Il s'agit de traquer un «sérial killer » qui se prend pour un justicier. Un homme invisible mu par l'idée que la Justice Italienne est fautive et qui veut changer le système. Il prépare méthodiquement ses crimes et fait voter le public à travers des liens intraçables puisqu'ils transitent par certains pays peu fréquentables, dans une totale impunité. Si on a une idée vague de son physique, l'homme est introuvable et sème la panique jusqu'au sommet de l’État

Un défi pour ce trio d'enquêteurs chevronnés, qui en plus doit faire face à une émission de télé-poubelle qui se saisit de l'affaire pour influencer aussi le public.

Ici, notre écrivain s'attaque aux dangers des réseaux sociaux, où l'anonymat permet à chacun de laisser cours à ses pulsions violentes sans se rendre compte qu'il y a une manipulation derrière. On pense bien évidement aux affaires de harcèlement informatique qui tournent parfois au drame (suicide d'adolescents) ou à des fraudes tout genre.

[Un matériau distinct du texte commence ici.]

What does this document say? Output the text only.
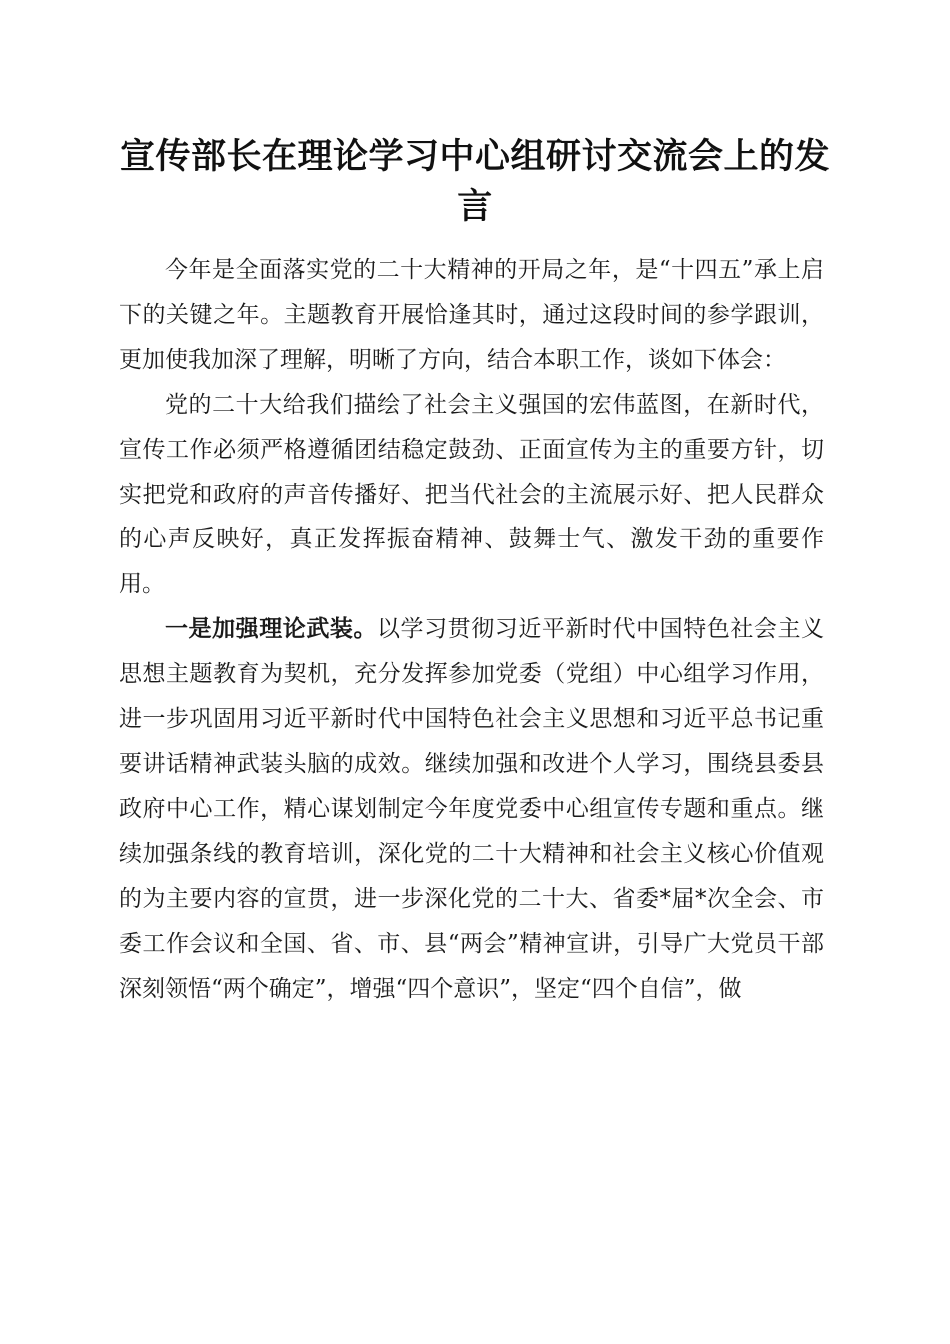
宣传部长在理论学习中心组研讨交流会上的发言

今年是全面落实党的二十大精神的开局之年，是“十四五”承上启下的关键之年。主题教育开展恰逢其时，通过这段时间的参学跟训，更加使我加深了理解，明晰了方向，结合本职工作，谈如下体会：

党的二十大给我们描绘了社会主义强国的宏伟蓝图，在新时代，宣传工作必须严格遵循团结稳定鼓劲、正面宣传为主的重要方针，切实把党和政府的声音传播好、把当代社会的主流展示好、把人民群众的心声反映好，真正发挥振奋精神、鼓舞士气、激发干劲的重要作用。

一是加强理论武装。以学习贯彻习近平新时代中国特色社会主义思想主题教育为契机，充分发挥参加党委（党组）中心组学习作用，进一步巩固用习近平新时代中国特色社会主义思想和习近平总书记重要讲话精神武装头脑的成效。继续加强和改进个人学习，围绕县委县政府中心工作，精心谋划制定今年度党委中心组宣传专题和重点。继续加强条线的教育培训，深化党的二十大精神和社会主义核心价值观的为主要内容的宣贯，进一步深化党的二十大、省委*届*次全会、市委工作会议和全国、省、市、县“两会”精神宣讲，引导广大党员干部深刻领悟“两个确定”，增强“四个意识”，坚定“四个自信”，做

La lenteur de la justice (tout comme chez nous) devient la cible. Se faire justice soi-même est interdit en France et en Italie, mais face à un système défaillant en Italie, le débat est relancé. Que voterions-nous dans l’anonymat le plus total face à un criminel relaxé alors qu'il a commis des horreurs ? Quelles sont nos limites entre le bien et le mal ?

Mais l'auteur tacle aussi ces émissions de télé qui n'informent pas, mais sont là pour pousser l'audience à coup de fake-news, de désinformations et de reportages bidons. En France, on pourrait penser aux chaines CNEWS, C8 avec TPMP.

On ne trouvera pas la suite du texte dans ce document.